Мартин положил икону Девы Марии в сумку в тот теплый октябрьский день, когда Бэддли готовился совершить, как он считал, свою последнюю поездку в Парраматту. Комендант изменился в худшую сторону до неузнаваемости, его посещали приступы неконтролируемой ярости и потери рассудка. Патриоты называли его «дьяволом». Даже Мартин, к которому он прежде всегда относился с одобрением, теперь вызывал в нем напряженное молчание. Все чаще он произносил в его адрес злобные тирады. Он стал подозрительным ко всем и вплоть до сегодняшнего дня собирался взять себе в качестве кучера Лепайльера. Он изменил свое решение в последнюю минуту, и именно тогда Мартин и подумал о Деве Марии. Язвы на ногах Бэддли не зажили, и теперь он обычно сначала заглядывал в больницу на их обработку, а потом ехал в сумасшедший дом. И хотя очевидно, что он все еще мог выполнять свои обязанности коменданта Лонгботтома, но назвать его здоровым человеком было уже нельзя.
Они прибыли в Парраматту вскоре после полудня. Времени было мало, поскольку комендант выразил желание вернуться в Лонгботтом этим же вечером. Мартин ощущал незнакомое ему чувство безотлагательности. Ему нужно было найти ту девушку. Оставив пролетку на ее обычном месте в конюшне сумасшедшего дома, он быстро пробежал четверть мили до ручья. Он остановился там, где большая скала из песчаника нависала над безмятежной гладью воды, и принялся ждать. Дева Мария блестела на солнце. Почему он делает это? Почему он отдает эту католическую икону, подаренную ему матерью, немой девушке-аборигенке? От матери, которая не могла быть его, девушке, которую он не знал. Мартин повернул икону и потер пальцем острую заусеницу в том месте, где была левая рука. Хотя они обе не разговаривали, у них было что-то общее. Он чувствовал это. И поскольку, возможно, он не увидит ее больше, то почему бы не подарить ей что-нибудь? Тут он заметил заклеенное глиной место, напомнившее ему о бумаге внутри. Да, эта иконка хранила тайну. Фамильная вещь с загадкой внутри. Как и сама девушка, чья загадка таилась в ее глазах, способных силой своего взгляда вызывать ощущения, которые ему не приходилось чувствовать до этого. Ему было интересно, что она будет делать, когда он отдаст ей икону.

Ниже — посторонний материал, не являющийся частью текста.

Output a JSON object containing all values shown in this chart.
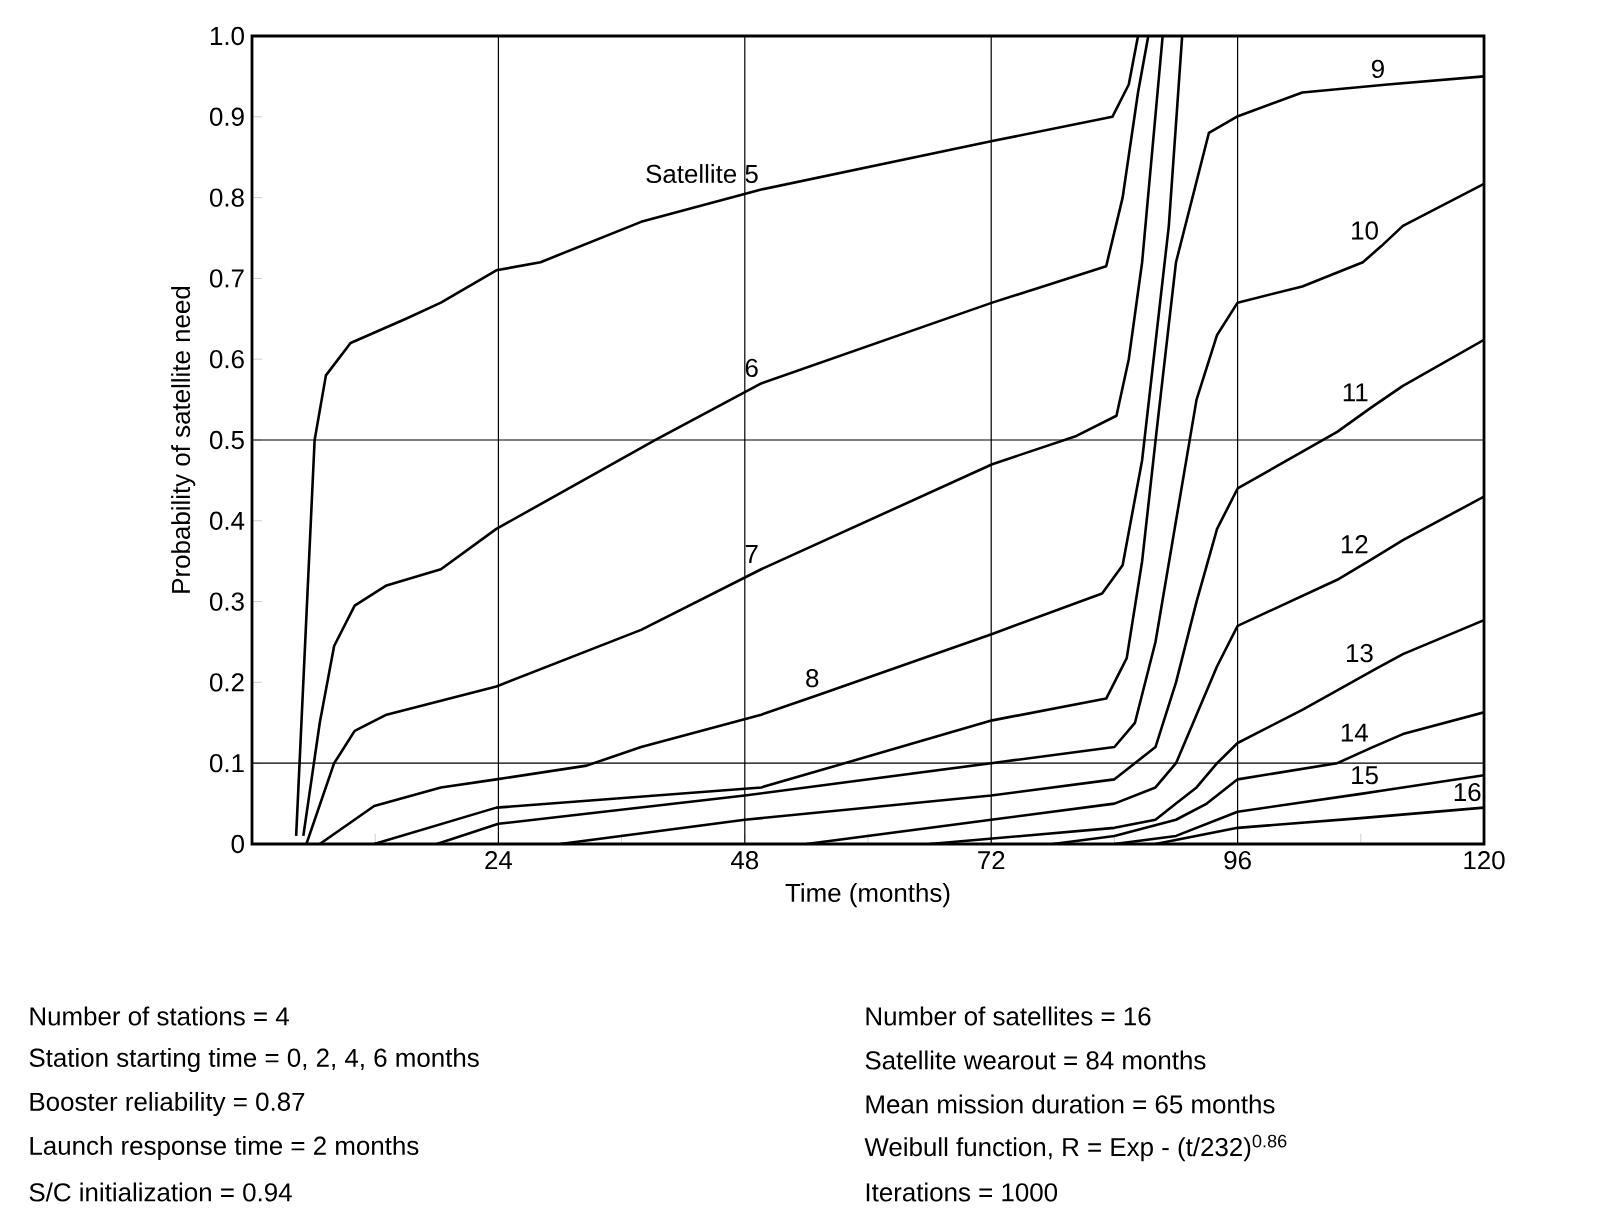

Он почувствовал ее присутствие и повернул голову. Она была рядом, менее чем в полутора метрах от него. На ней было другое платье, белое и просвечивающее. Она подошла ближе и позволила Мартину погладить ворона на ее плече.
— Возможно, я больше не приду сюда. Я принес тебе кое-что. Подарок. — Мартин протянул Деву Марию девушке. — Она принадлежала моей матери, но я хочу, чтобы она осталась у тебя. Она красивая, правда?

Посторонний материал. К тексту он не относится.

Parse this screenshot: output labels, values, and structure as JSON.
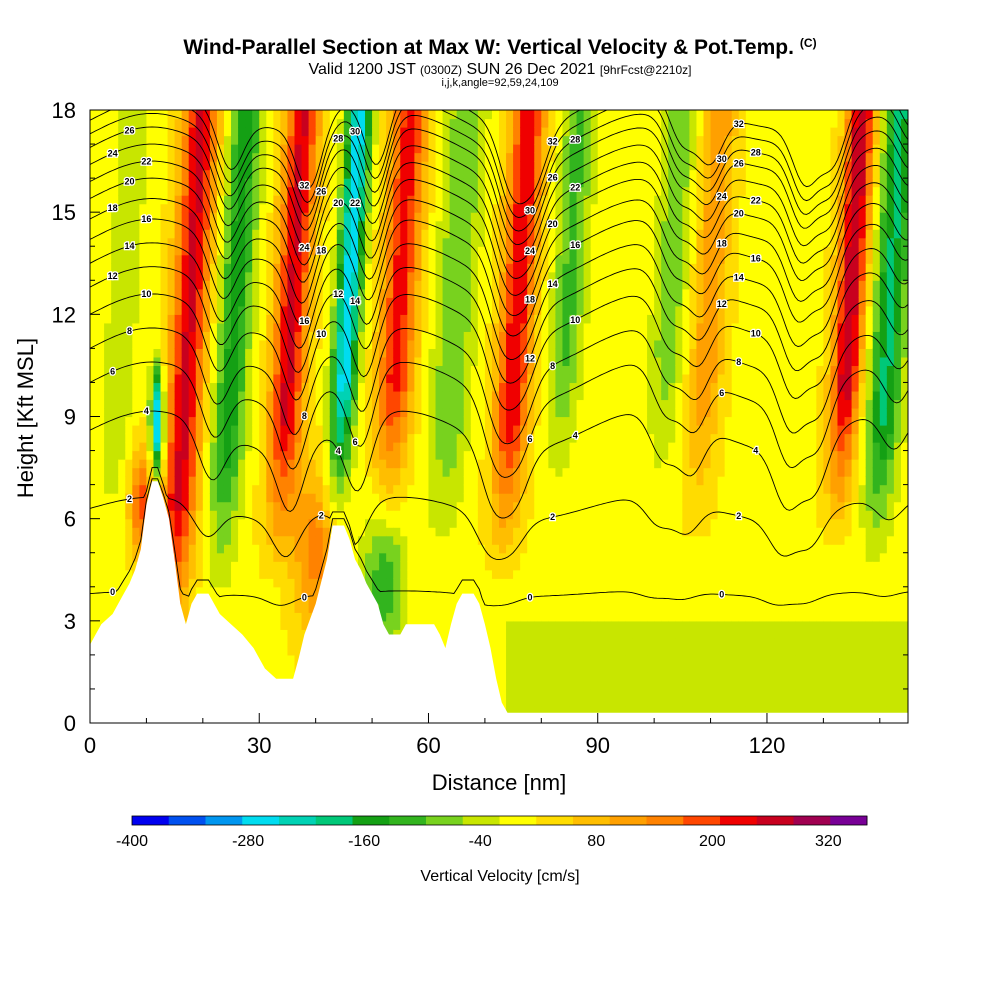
{
  "title": "Wind-Parallel Section at Max W: Vertical Velocity & Pot.Temp.",
  "title_mark": "(C)",
  "subtitle_main": "Valid 1200 JST",
  "subtitle_utc": "(0300Z)",
  "subtitle_date": "SUN 26 Dec 2021",
  "subtitle_fcst": "[9hrFcst@2210z]",
  "params": "i,j,k,angle=92,59,24,109",
  "chart_data": {
    "type": "heatmap",
    "xlabel": "Distance [nm]",
    "ylabel": "Height [Kft MSL]",
    "xlim": [
      0,
      145
    ],
    "ylim": [
      0,
      18
    ],
    "x_ticks": [
      0,
      30,
      60,
      90,
      120
    ],
    "y_ticks": [
      0,
      3,
      6,
      9,
      12,
      15,
      18
    ],
    "colorbar": {
      "label": "Vertical Velocity [cm/s]",
      "tick_labels": [
        "-400",
        "-280",
        "-160",
        "-40",
        "80",
        "200",
        "320"
      ],
      "tick_values": [
        -400,
        -280,
        -160,
        -40,
        80,
        200,
        320
      ],
      "range": [
        -400,
        360
      ],
      "step": 40,
      "colors": [
        "#0000f0",
        "#0050f0",
        "#0096f0",
        "#00dcf0",
        "#00d2b4",
        "#00c878",
        "#14a014",
        "#32b41e",
        "#78d21e",
        "#c8e600",
        "#ffff00",
        "#ffdc00",
        "#ffbe00",
        "#ffa000",
        "#ff8200",
        "#ff4600",
        "#f00000",
        "#c8001e",
        "#a00050",
        "#780096"
      ]
    },
    "terrain": [
      [
        0,
        2.3
      ],
      [
        1,
        2.6
      ],
      [
        2,
        2.9
      ],
      [
        4,
        3.2
      ],
      [
        5,
        3.5
      ],
      [
        6,
        3.8
      ],
      [
        7,
        4.1
      ],
      [
        8,
        4.5
      ],
      [
        9,
        5.1
      ],
      [
        10,
        6.4
      ],
      [
        11,
        7.1
      ],
      [
        12,
        7.1
      ],
      [
        13,
        6.6
      ],
      [
        14,
        6.0
      ],
      [
        15,
        4.8
      ],
      [
        16,
        3.5
      ],
      [
        17,
        2.9
      ],
      [
        18,
        3.5
      ],
      [
        19,
        3.8
      ],
      [
        21,
        3.8
      ],
      [
        22,
        3.5
      ],
      [
        23,
        3.2
      ],
      [
        25,
        2.9
      ],
      [
        27,
        2.6
      ],
      [
        29,
        2.2
      ],
      [
        31,
        1.6
      ],
      [
        33,
        1.3
      ],
      [
        36,
        1.3
      ],
      [
        37,
        1.9
      ],
      [
        38,
        2.6
      ],
      [
        40,
        3.5
      ],
      [
        42,
        4.8
      ],
      [
        43,
        5.8
      ],
      [
        45,
        5.8
      ],
      [
        46,
        5.4
      ],
      [
        47,
        4.8
      ],
      [
        48,
        4.5
      ],
      [
        49,
        4.1
      ],
      [
        51,
        3.5
      ],
      [
        52,
        2.9
      ],
      [
        53,
        2.6
      ],
      [
        55,
        2.6
      ],
      [
        56,
        2.9
      ],
      [
        61,
        2.9
      ],
      [
        62,
        2.6
      ],
      [
        63,
        2.2
      ],
      [
        64,
        2.9
      ],
      [
        65,
        3.5
      ],
      [
        66,
        3.8
      ],
      [
        68,
        3.8
      ],
      [
        69,
        3.5
      ],
      [
        70,
        2.9
      ],
      [
        71,
        2.2
      ],
      [
        72,
        1.3
      ],
      [
        73,
        0.6
      ],
      [
        74,
        0.3
      ],
      [
        145,
        0.3
      ]
    ],
    "contours_theta": [
      {
        "label": "0",
        "base": 3.8
      },
      {
        "label": "2",
        "base": 6.3
      },
      {
        "label": "4",
        "base": 8.6
      },
      {
        "label": "6",
        "base": 10.0
      },
      {
        "label": "8",
        "base": 11.0
      },
      {
        "label": "10",
        "base": 12.0
      },
      {
        "label": "12",
        "base": 12.8
      },
      {
        "label": "14",
        "base": 13.5
      },
      {
        "label": "16",
        "base": 14.2
      },
      {
        "label": "18",
        "base": 14.8
      },
      {
        "label": "20",
        "base": 15.4
      },
      {
        "label": "22",
        "base": 15.9
      },
      {
        "label": "24",
        "base": 16.4
      },
      {
        "label": "26",
        "base": 16.9
      },
      {
        "label": "28",
        "base": 17.3
      },
      {
        "label": "30",
        "base": 17.7
      },
      {
        "label": "32",
        "base": 18.1
      }
    ]
  }
}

Глаза девушки неотрывно смотрели на Пресвятую Деву, в ее взгляде было то, чего Мартину никогда не приходилось видеть. Он был полон восторга. Ее темнокожая рука протянулась и приняла икону. Вторая ее рука отпустила лапку ворона и присоединилась к первой. Двумя руками она подняла Пресвятую Деву на уровень своих глаз так, что лицо Девы Марии было всего в нескольких сантиметрах от ее собственного. Лицо девушки преобразила лучистая улыбка. Бездонные глаза наполнились наслаждением, радость заблестела на великолепных белых зубах. И она заговорила. Это было всего лишь одно слово, которое Мартин совсем не понял, но оно было наполнено благоговейным трепетом.